Overcoming H-1B Challenges – Qualifying Through Work Experience and the Three-for-One Rule

This is the last article in our series relating to overcoming H-1B petition challenges, which we authored in anticipation of the H-1B season beginning on April 1, 2015.

The most common H work visa is the H-1B which is for “specialty occupations.” In simple terms, “specialty occupation” means an occupation which requires at least a bachelor’s degree or equivalent in a professional field.   As such, the employer must prove that the position qualifies for H-1B and, additionally, that the employee’s qualifications actually meet the requirements for the position.

As stated above, H-1B positions require at least a bachelor’s degree or equivalent in a professional field. If the employee being sponsored for the H-1B position does not possess an actual degree in a relevant field, he or she may qualify based on equivalent, progressively responsible work experience. Such experience may substitute for lacking college-level credits pursuant to a “three-for-one” rule that U.S. Citizenship and Immigration Services has deemed acceptable for purposes of H-1B petitions.
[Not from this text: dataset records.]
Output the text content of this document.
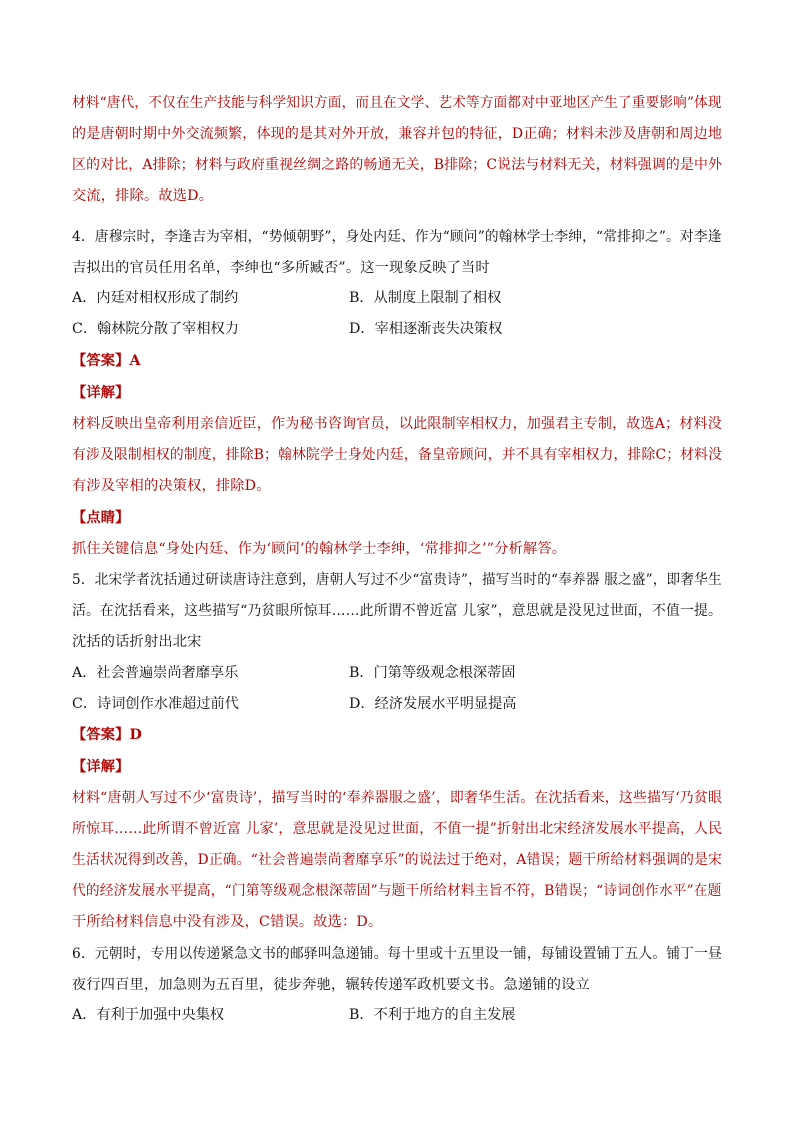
材料“唐代，不仅在生产技能与科学知识方面，而且在文学、艺术等方面都对中亚地区产生了重要影响”体现
的是唐朝时期中外交流频繁，体现的是其对外开放，兼容并包的特征，D正确；材料未涉及唐朝和周边地
区的对比，A排除；材料与政府重视丝绸之路的畅通无关，B排除；C说法与材料无关，材料强调的是中外
交流，排除。故选D。
4．唐穆宗时，李逢吉为宰相，“势倾朝野”，身处内廷、作为“顾问”的翰林学士李绅，“常排抑之”。对李逢
吉拟出的官员任用名单，李绅也“多所臧否”。这一现象反映了当时
A．内廷对相权形成了制约	B．从制度上限制了相权
C．翰林院分散了宰相权力	D．宰相逐渐丧失决策权
【答案】A
【详解】
材料反映出皇帝利用亲信近臣，作为秘书咨询官员，以此限制宰相权力，加强君主专制，故选A；材料没
有涉及限制相权的制度，排除B；翰林院学士身处内廷，备皇帝顾问，并不具有宰相权力，排除C；材料没
有涉及宰相的决策权，排除D。
【点睛】
抓住关键信息“身处内廷、作为‘顾问’的翰林学士李绅，‘常排抑之’”分析解答。
5．北宋学者沈括通过研读唐诗注意到，唐朝人写过不少“富贵诗”，描写当时的“奉养器 服之盛”，即奢华生
活。在沈括看来，这些描写“乃贫眼所惊耳……此所谓不曾近富 儿家”，意思就是没见过世面，不值一提。
沈括的话折射出北宋
A．社会普遍崇尚奢靡享乐	B．门第等级观念根深蒂固
C．诗词创作水准超过前代	D．经济发展水平明显提高
【答案】D
【详解】
材料“唐朝人写过不少‘富贵诗’，描写当时的‘奉养器服之盛’，即奢华生活。在沈括看来，这些描写‘乃贫眼
所惊耳……此所谓不曾近富 儿家’，意思就是没见过世面，不值一提”折射出北宋经济发展水平提高，人民
生活状况得到改善，D正确。“社会普遍崇尚奢靡享乐”的说法过于绝对，A错误；题干所给材料强调的是宋
代的经济发展水平提高，“门第等级观念根深蒂固”与题干所给材料主旨不符，B错误；“诗词创作水平”在题
干所给材料信息中没有涉及，C错误。故选：D。
6．元朝时，专用以传递紧急文书的邮驿叫急递铺。每十里或十五里设一铺，每铺设置铺丁五人。铺丁一昼
夜行四百里，加急则为五百里，徒步奔驰，辗转传递军政机要文书。急递铺的设立
A．有利于加强中央集权	B．不利于地方的自主发展
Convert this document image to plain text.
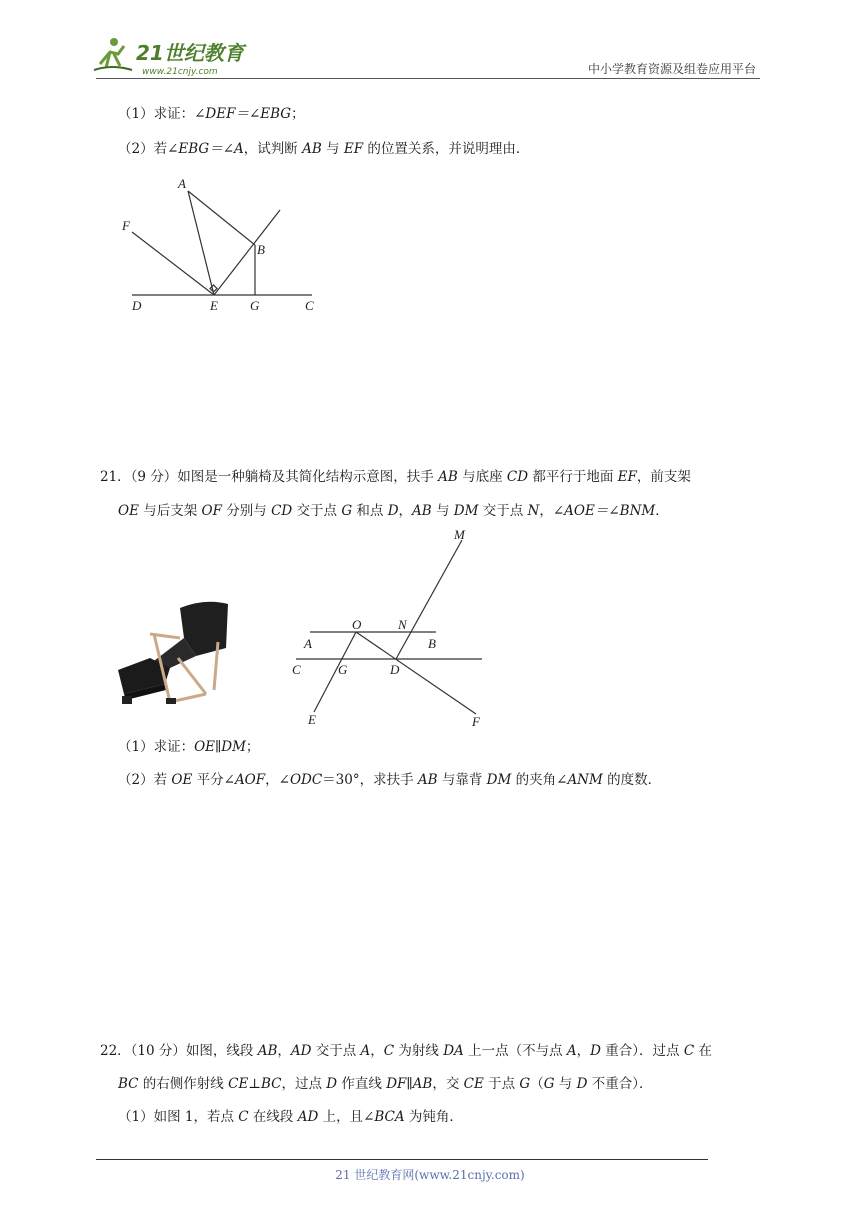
21世纪教育
www.21cnjy.com	中小学教育资源及组卷应用平台
（1）求证：∠DEF＝∠EBG；
（2）若∠EBG＝∠A，试判断 AB 与 EF 的位置关系，并说明理由．
A
F
B
D	E G	C
21．（9 分）如图是一种躺椅及其简化结构示意图，扶手 AB 与底座 CD 都平行于地面 EF，前支架
OE 与后支架 OF 分别与 CD 交于点 G 和点 D，AB 与 DM 交于点 N，∠AOE＝∠BNM．
M
O	N
A	B
C	G	D
E	F
（1）求证：OE∥DM；
（2）若 OE 平分∠AOF，∠ODC＝30°，求扶手 AB 与靠背 DM 的夹角∠ANM 的度数．
22．（10 分）如图，线段 AB，AD 交于点 A，C 为射线 DA 上一点（不与点 A，D 重合）．过点 C 在
BC 的右侧作射线 CE⊥BC，过点 D 作直线 DF∥AB，交 CE 于点 G（G 与 D 不重合）．
（1）如图 1，若点 C 在线段 AD 上，且∠BCA 为钝角．
21 世纪教育网(www.21cnjy.com)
Under this rule, an individual could substitute three years of progressively responsible work experience for one year of college-level education.  Therefore, an individual without any post-secondary education who possesses twelve years of progressively responsible experience in the appropriate specialty occupation will be deemed qualified under the H-1B “three-for-one” rule.

USCIS is very particular when requesting evidence relating to work experience equivalencies.  Employers may submit an evaluation from an official who has the authority to grant college-level credit for training and/or experience in the specialty at an accredited college or university, which has a program for granting such credit based on an individual’s training and/or work experience. With the evaluation, the official must also include a letter from the dean or provost of the official’s affiliated educational institution, stating that the evaluating official has the authority to grant college-level credit for training and/or experience. The dean or provost must also state in the letter whether the affiliated educational institution has a program for granting credit based on an individual’s training and/or work experience.

USCIS will also require proof of the foreign national’s experience to accompany the evaluation. The foreign national’s statements and résumé alone are insufficient. Instead, USCIS will request experience verification letters from prior employers. Letters from previous employers must be on a company letterhead, and they must state the duties that the foreign national performed while employed and the length of the employment. The letters must not be generic but should include sufficient detail relating to the foreign national’s duties that make it clear that the work included the theoretical and practical application of specialized knowledge required by the specialty occupation. The letters should also demonstrate that the foreign national’s work experience was gained while working with peers, supervisors and subordinates who have degrees in the specialty occupation.

Further, USCIS will expect the employer and evaluator to demonstrate that the foreign national has recognition of expertise by presenting at least on type of the following:

  • Recognition of expertise in the specialty occupation by at least two recognized authorities in the same specialty occupation;
  • Membership in a recognized foreign or United States association or society in the specialty occupation;
  • Published material by or about the alien in professional publications, trade journals, books, or major newspapers;
  • Licensure or registration to practice the specialty occupation in a foreign country; or
  • Achievements which a recognized authority has determined to be significant contributions to the field of the specialty occupation.

With the H-1B season upon us, employers must act quickly to decide if they wish to sponsor any employees for H-1B, and, if so, to determine if such employees qualify for H-1B and to collect the required supporting evidence. Therefore, it is important to consult with an experienced immigration lawyer early in the process.